Let’s be honest: at some point, we’ve all yearned for a personal soundtrack to our everyday lives. To be able to capture the crescendos and lulls of a musical piece, attaching them to the scenarios unfolding before our eyes.
When a melody perfectly aligns with a specific memory, we embark on a theatrical voyage that makes the mundane world around us a little better. For Australian singer-songwriter Yorke (a.k.a Grace Hughes), the pursuit of musical alchemy isn’t a pipe dream – it’s her artistic mission.
Seated together at the Pig ‘N’ Whistle tavern in Brisbane’s Fortitude Valley, Yorke shares her motivations behind weaving a cinematic layer into her tunes.
“When you watch something and the song really hits you, I think that’s so important and it creates this world around you,” she says. “I think cinematic music is able to capture a moment and I love to be able to do that with my music.”
Though the 25-year-old pop artist grew up in Byron Bay, her musical persona draws inspiration from the vibrant streets of New York where its cinematic ambience has become her ultimate muse.
While the visual drawcard of the Big Apple has long been a prominent element in the wider musical landscape, Yorke adds a personal flair to her storytelling method.

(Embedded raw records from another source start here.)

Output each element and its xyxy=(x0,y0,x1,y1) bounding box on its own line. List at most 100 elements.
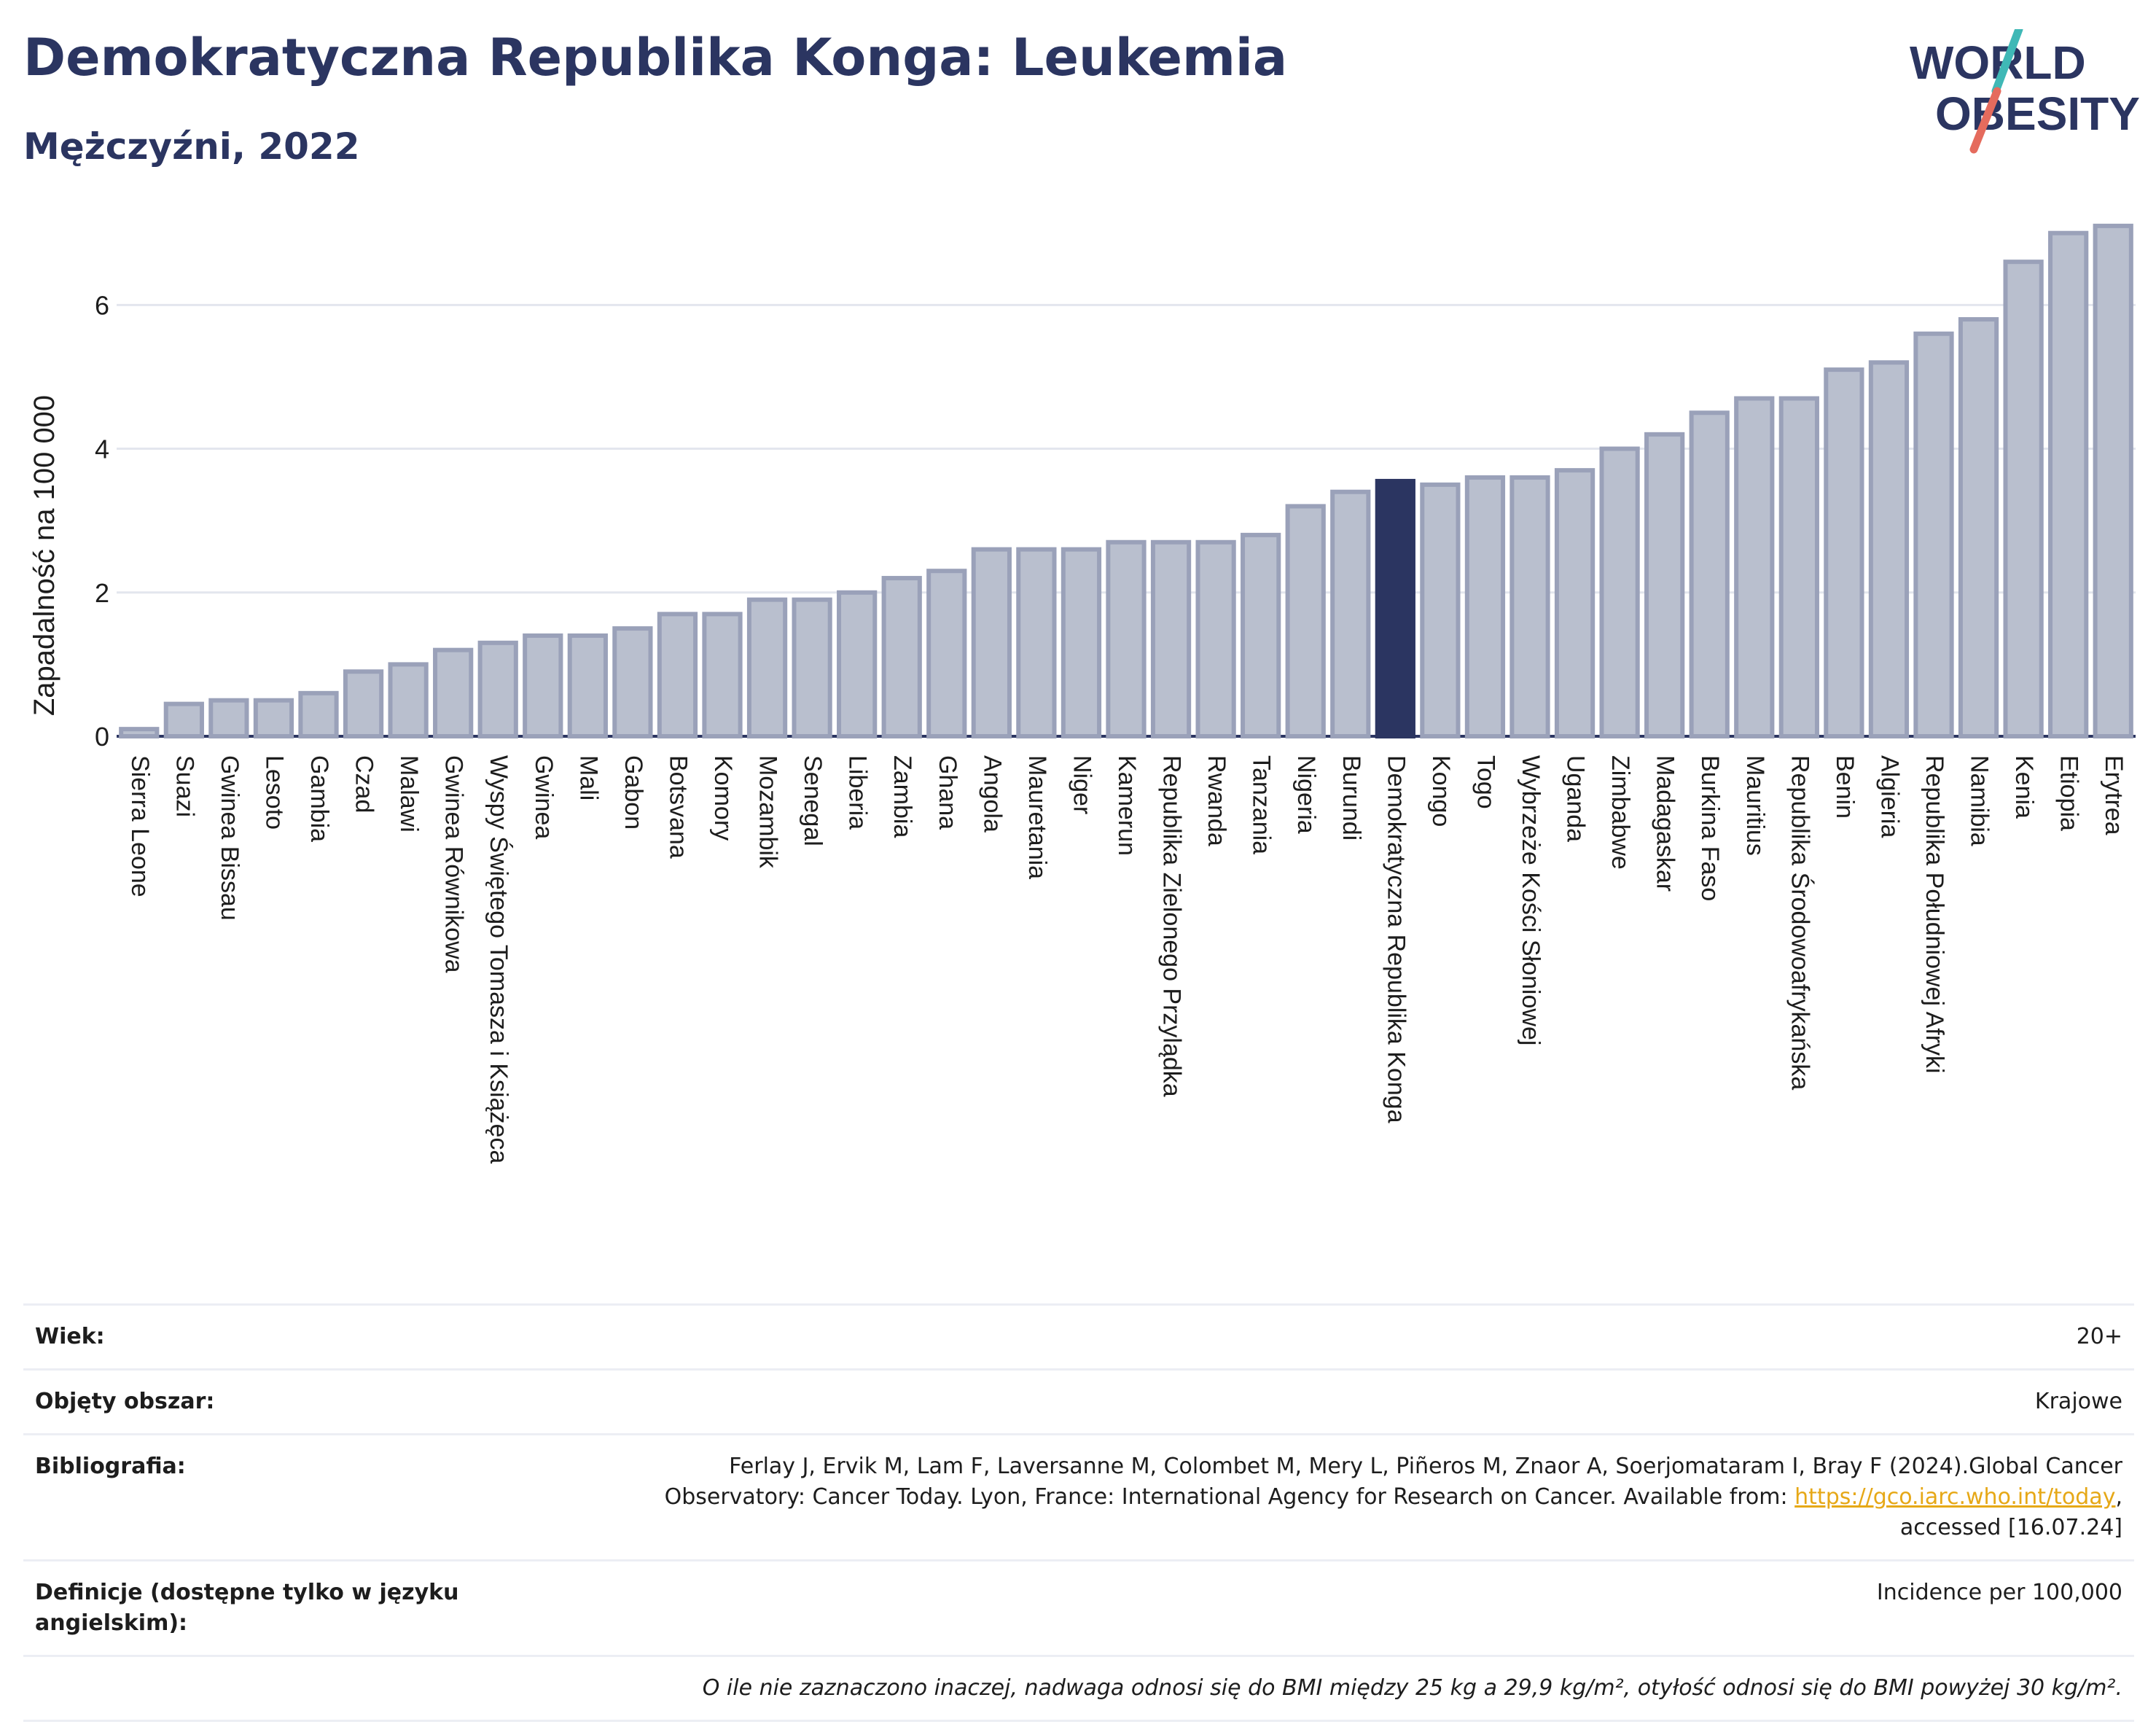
x-tick-label: Mozambik xyxy=(754,755,782,869)
bar xyxy=(2093,223,2133,739)
bar xyxy=(1689,410,1730,738)
bar xyxy=(1150,539,1192,738)
bibliography-text-3: , xyxy=(2115,1484,2122,1510)
meta-row-bibliography: Bibliografia: Ferlay J, Ervik M, Lam F, … xyxy=(23,1433,2134,1559)
x-tick-label: Zambia xyxy=(888,755,916,838)
y-tick-label: 6 xyxy=(95,290,109,320)
bar xyxy=(477,640,518,738)
footnote: O ile nie zaznaczono inaczej, nadwaga od… xyxy=(702,1675,2122,1701)
bar xyxy=(926,569,967,739)
age-value: 20+ xyxy=(2076,1324,2122,1349)
coverage-value: Krajowe xyxy=(2034,1389,2122,1414)
bar xyxy=(971,547,1012,738)
x-tick-label: Wybrzeże Kości Słoniowej xyxy=(1517,755,1544,1045)
bar-chart: 0 2 4 6 Sierra Leone Suazi Gwinea Bissau Lesot… xyxy=(28,223,2136,1163)
x-tick-label: Niger xyxy=(1068,755,1095,814)
bar-highlighted xyxy=(1375,478,1415,738)
bar xyxy=(1330,489,1371,738)
bar xyxy=(1913,331,1954,738)
bar xyxy=(119,727,160,739)
x-tick-label: Kongo xyxy=(1427,755,1455,827)
bar xyxy=(657,612,698,738)
bar xyxy=(1868,360,1910,738)
x-tick-label: Lesoto xyxy=(260,755,288,830)
definitions-label: Definicje (dostępne tylko w języku angie… xyxy=(35,1580,459,1636)
meta-row-age: Wiek: 20+ xyxy=(23,1303,2134,1368)
bibliography-value: Ferlay J, Ervik M, Lam F, Laversanne M, … xyxy=(487,1451,2122,1543)
bar xyxy=(1554,468,1595,739)
x-tick-label: Gwinea Równikowa xyxy=(440,755,468,973)
x-tick-label: Benin xyxy=(1831,755,1859,819)
bar xyxy=(1509,475,1550,738)
bar xyxy=(1599,446,1640,738)
x-tick-label: Madagaskar xyxy=(1652,755,1679,892)
x-tick-label: Mauretania xyxy=(1023,755,1051,879)
bar xyxy=(208,698,249,739)
bar xyxy=(1644,432,1685,738)
bar xyxy=(746,597,788,739)
x-tick-label: Senegal xyxy=(799,755,827,846)
bar xyxy=(388,662,429,739)
x-tick-label: Gambia xyxy=(305,755,333,842)
bar xyxy=(1241,532,1281,739)
page-subtitle: Mężczyźni, 2022 xyxy=(23,125,360,168)
x-tick-label: Sierra Leone xyxy=(126,755,154,897)
logo-line-2: OBESITY xyxy=(1935,87,2140,140)
bar xyxy=(1420,482,1461,738)
logo-slash-coral xyxy=(1969,87,2001,154)
bar xyxy=(1824,367,1864,738)
definitions-value: Incidence per 100,000 xyxy=(1876,1580,2122,1605)
metadata-table: Wiek: 20+ Objęty obszar: Krajowe Bibliog… xyxy=(23,1303,2134,1722)
x-tick-label: Nigeria xyxy=(1292,755,1320,834)
bar xyxy=(2003,260,2044,738)
x-tick-label: Komory xyxy=(709,755,737,841)
x-tick-label: Burkina Faso xyxy=(1696,755,1724,901)
x-tick-label: Rwanda xyxy=(1203,755,1230,846)
bar xyxy=(1958,317,1999,738)
bar xyxy=(881,576,922,738)
world-obesity-logo: WORLD OBESITY xyxy=(1910,29,2140,154)
x-tick-label: Republika Zielonego Przylądka xyxy=(1158,755,1186,1097)
bar xyxy=(253,698,294,739)
x-labels: Sierra Leone Suazi Gwinea Bissau Lesoto Gamb… xyxy=(126,755,2128,1163)
x-tick-label: Kenia xyxy=(2010,755,2038,819)
x-tick-label: Gabon xyxy=(620,755,647,830)
x-tick-label: Togo xyxy=(1472,755,1499,809)
x-tick-label: Ghana xyxy=(934,755,961,830)
y-tick-label: 2 xyxy=(95,578,109,608)
meta-row-coverage: Objęty obszar: Krajowe xyxy=(23,1368,2134,1433)
x-tick-label: Mali xyxy=(574,755,602,800)
x-tick-label: Namibia xyxy=(1966,755,1993,846)
bar xyxy=(612,626,653,738)
bibliography-text-1: Ferlay J, Ervik M, Lam F, Laversanne M, … xyxy=(729,1454,2122,1479)
x-tick-label: Burundi xyxy=(1337,755,1365,841)
x-tick-label: Uganda xyxy=(1562,755,1590,842)
x-tick-label: Liberia xyxy=(844,755,872,830)
x-tick-label: Etiopia xyxy=(2055,755,2083,831)
x-tick-label: Zimbabwe xyxy=(1606,755,1634,870)
bar xyxy=(837,590,878,738)
y-axis-label: Zapadalność na 100 000 xyxy=(28,395,60,716)
x-tick-label: Tanzania xyxy=(1248,755,1276,854)
bar xyxy=(1464,475,1506,738)
bar xyxy=(1195,539,1236,738)
x-tick-label: Republika Południowej Afryki xyxy=(1921,755,1948,1074)
bar xyxy=(792,597,832,739)
page-title: Demokratyczna Republika Konga: Leukemia xyxy=(23,28,1288,87)
bar xyxy=(2048,230,2089,738)
bar xyxy=(523,633,563,739)
bar xyxy=(343,669,384,738)
bar xyxy=(1106,539,1147,738)
bar xyxy=(1061,547,1102,738)
bar xyxy=(702,612,743,738)
x-tick-label: Gwinea Bissau xyxy=(216,755,243,921)
x-tick-label: Erytrea xyxy=(2100,755,2128,835)
bibliography-link[interactable]: https://gco.iarc.who.int/today xyxy=(1794,1484,2116,1510)
x-tick-label: Malawi xyxy=(395,755,423,833)
y-tick-label: 0 xyxy=(95,722,109,752)
bar xyxy=(1734,396,1775,738)
logo-slash-teal xyxy=(1991,29,2023,95)
bar xyxy=(1016,547,1057,738)
x-tick-label: Angola xyxy=(978,755,1006,833)
x-tick-label: Wyspy Świętego Tomasza i Książęca xyxy=(485,755,513,1163)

Her recent EP, Ten Feet Tall, serves as tangible proof of the direction she envisions for her music.
“Each song has a moment in time, so it starts in the thick of a breakup,” she says. “Then it flows into coming out of that and acceptance, and your own personal issues. Then coming into feeling yourself and falling back in love. I really wanted to do a rollercoaster journey like that.”
Yorke intertwines emotional lyricism with visual narratives, beckoning listeners into what she dubs the “Yorke Cinematic Universe”, where every note paints a vivid scene. Such a form of storytelling is fueled by Yorke’s admiration for Taylor Swift, and she opens up about how the masterful lyricist has influenced her own songwriting choices.
“I think words [are] so important,” she says. “I’m a huge Swiftie, so I’ve been brought up with the mother of words. Being able to take listeners on a journey, I think, is one of the most powerful things about music.”
Yorke delves into the creative process behind the music video for her track next life, a collaborative project she produced and her boyfriend directed.
The cinematic elements injected into the video transcends conventional music video styles, allowing them to depict an elaborate story while forging a narrative arc between the songs in her EP.
“We really wanted to encapsulate the five stages of grief in the story,” Yorke says. “There’s a lot of easter eggs in there as well that relate to the ‘honeymoon’ video and ‘i’ll keep driving’ and all the other songs.
“We wanted to be able to tell a story within a story, so you’re watching it as if it’s a TV show. You’re able to get lost in what’s happening, but also, the music is telling another story as well. So, it’s sort of like two stories on their own journey, and then they meet up in the end.”
Yorke’s venture into finding a signature approach to music began early on in her career, prompted by a desire to build herself a distinctive identity and standout amongst an industry saturated with people named Grace.
“In that process of figuring out the name and what I wanted it to stand for, I came to the conclusion that this is what I want it to look like,” she says. “It’s been a long journey of being able to put the pieces together and finding the right team to fulfill the vision, but now that it’s there, I can’t imagine it ever being any other way. I think the visuals are such a strong part of the music.”
Although Yorke’s signature mode of self-expression lies in visual storytelling, her melodic compositions are interwoven with a profound and recurring theme – the coming-of-age journey.
“I love coming-of-age films, and obviously I think my music is like coming-of-age,” she says, emphasising her inspiration isn’t rooted in a single movie. “I take it all in, in little parts but nothing specific. I try to keep it all related to me or other stories I’ve heard from friends.”
When prodded about her all-time favourite coming-of-age film, Yorke chuckles as if she’s trapped in a conundrum.
“I think my coming-of-age film is Harry Potter, but that’s not really like a traditional coming-of-age,” she says. “For me it was, because I sort of grew up with that.”
Yorke is caught in another dilemma as she combs through her discography, deciding which song she would handpick for a movie soundtrack if given the opportunity.
“I feel like ‘ten feet tall’ would be a great closing song for the Barbie movie,” she says.